Nous documentons ici les étapes de conception de notre système. Ces étapes sont séparées en deux grandes parties : la partie "IA" et la partie "Matériel".

Partie "IA"

Le modèle IA permettra d'analyser et de trier les déchets déposés. Il prend en entrée l'image du déchet et renvoie en sortie le résultat ("recyclable" ou "non recyclable").

Nous avons détaillé les étapes de création de ce modèle dans le GitHub suivant :

PlasticSense - Modèle IA


Partie "Matériel"

Cette partie englobe l'ensemble des méthodes utilisées afin de passer à un vrai système embarqué fonctionnant dans le monde réel.

L'architecture matérielle de notre système électronique peut être représentée de la façon suivante :

Comme vous pouvez le voir, la Raspberry Pi est le cœur de notre système. Elle lit l'état du bouton poussoir, actionne la prise d'image pour la caméra et commande le servomoteur et les LEDs.
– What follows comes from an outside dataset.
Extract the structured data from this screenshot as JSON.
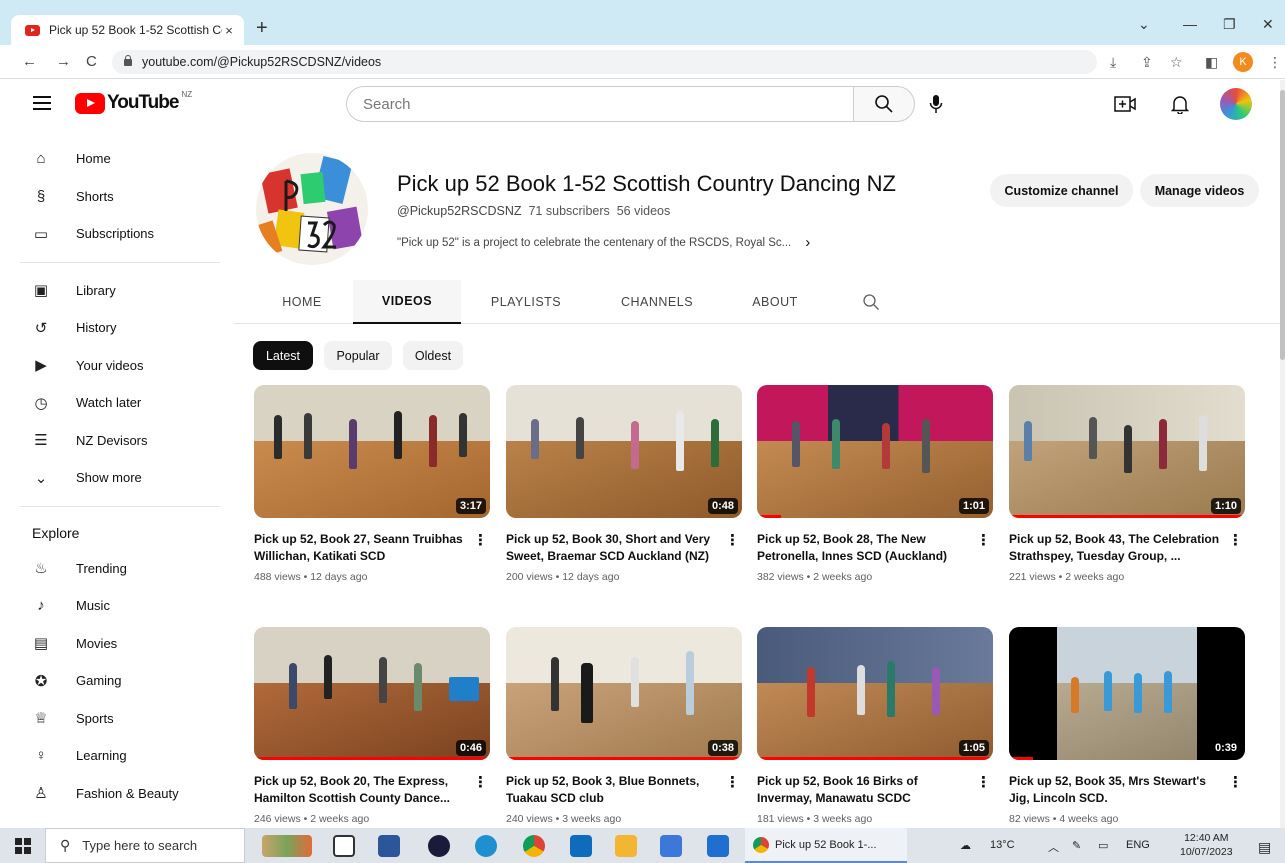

Installation du système d'exploitation

La première chose à faire est d'installer le système d'exploitation de la Raspberry Pi sur la carte SD dédiée. Pour cela, on procède par étapes : 

  • Insérer la carte SD dans un adaptateur et la connecter à un ordinateur
  • Lancer le logiciel Raspberry Pi Imager
  • Installer le système d’exploitation sur la carte SD
  • Éjecter proprement la carte SD une fois l’installation terminée
  • Insérer la carte SD dans la Raspberry Pi
  • Démarrer la Raspberry Pi

Au démarrage, la Raspberry Pi se connectera automatiquement au réseau Wi-Fi défini lors de l'installation (j'ai choisi de la connecter au Wi-Fi de mon ordinateur dans un premier temps).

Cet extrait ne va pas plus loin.